As an urban loving conservative who eagerly embraces bicycle lanes and saving the songbirds and tree canopy, it can be quite lonely since the rules of American politics are quite clear urban lovers must be wacko left wing progressives electing politicians who refuse to arrest people for murders and crime. Oh well.
There is clearly an inherent tension in the modern world - you need conservative love and respect for tradition, order and beauty to create the great places, which in turn become dominated by the progressive lefts who do everything they can to change that place into something unlovable. See San Francisco as a great example. And the slow decline of national character in the western countries is surely changing them into something not so special any more.

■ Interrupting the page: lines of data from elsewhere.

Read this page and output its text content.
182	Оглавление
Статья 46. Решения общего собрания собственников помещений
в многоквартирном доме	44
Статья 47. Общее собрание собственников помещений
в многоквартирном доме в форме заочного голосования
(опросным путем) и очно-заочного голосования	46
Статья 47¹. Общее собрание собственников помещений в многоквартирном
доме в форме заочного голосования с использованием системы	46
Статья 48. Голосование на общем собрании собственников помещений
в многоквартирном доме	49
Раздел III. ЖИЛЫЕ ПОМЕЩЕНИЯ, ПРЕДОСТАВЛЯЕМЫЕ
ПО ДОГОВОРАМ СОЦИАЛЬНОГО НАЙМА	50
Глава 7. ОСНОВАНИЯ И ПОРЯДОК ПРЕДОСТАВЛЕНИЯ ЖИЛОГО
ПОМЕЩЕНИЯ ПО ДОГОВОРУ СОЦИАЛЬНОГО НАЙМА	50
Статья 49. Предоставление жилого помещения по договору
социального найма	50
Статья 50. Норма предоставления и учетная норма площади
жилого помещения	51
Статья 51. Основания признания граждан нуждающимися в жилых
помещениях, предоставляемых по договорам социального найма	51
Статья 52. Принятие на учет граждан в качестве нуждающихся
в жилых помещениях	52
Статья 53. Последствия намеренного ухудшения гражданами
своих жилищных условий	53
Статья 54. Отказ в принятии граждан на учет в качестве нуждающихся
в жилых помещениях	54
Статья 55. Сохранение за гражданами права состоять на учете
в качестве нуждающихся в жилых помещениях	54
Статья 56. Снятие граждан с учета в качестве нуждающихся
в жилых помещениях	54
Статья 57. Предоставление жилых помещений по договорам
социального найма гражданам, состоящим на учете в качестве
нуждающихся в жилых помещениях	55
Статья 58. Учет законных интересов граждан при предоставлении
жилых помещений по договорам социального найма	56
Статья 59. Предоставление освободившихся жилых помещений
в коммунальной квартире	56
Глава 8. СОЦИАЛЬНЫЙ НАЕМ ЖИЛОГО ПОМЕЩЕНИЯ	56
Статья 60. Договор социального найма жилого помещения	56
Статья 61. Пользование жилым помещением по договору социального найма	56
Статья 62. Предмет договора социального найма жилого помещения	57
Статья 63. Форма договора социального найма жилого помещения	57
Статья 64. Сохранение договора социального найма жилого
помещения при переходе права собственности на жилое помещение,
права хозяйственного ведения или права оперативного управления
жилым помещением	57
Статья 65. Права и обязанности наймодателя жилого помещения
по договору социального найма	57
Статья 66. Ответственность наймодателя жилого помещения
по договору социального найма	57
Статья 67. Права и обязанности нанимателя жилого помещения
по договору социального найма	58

Ed, I'd agree with you that all great nations and great places need a bit of mythology. When that mythology is destroyed, belief in the sacredness of the great entity will quickly disappear, and then that entity itself will also fade away. Conservatives instinctively understand this and the need to protect that mythology, warts and all, because the mythology often brings out the best in people. America is in a dangerous tipping point. Till fairly recently, American history was taught and embraced as a great mythology that brought tremendous good in terms of freedom and liberty and uplifting people, and yes, sure, there were a few warts (slavery, Indians etc) but we're working on reconciling those because the overall mythology is still great. But now? American history is taught in schools as deeply flawed and even evil, the history of an oppressor who brought no good. Some recent poll showed 40% of school kids thought the founding fathers did more bad than good. The Democratic party has now substantially retreated from a firm commitment in the sacredness of key principles like freedom of speech or press. If belief in the sanctity of the American mythology disappears, so will the United States at some point because the drive to hold the country together will no longer be there. And what replaces it or what it evolves into will not likely be as great as what it was.
That is what conservatives understand. Progressives do not.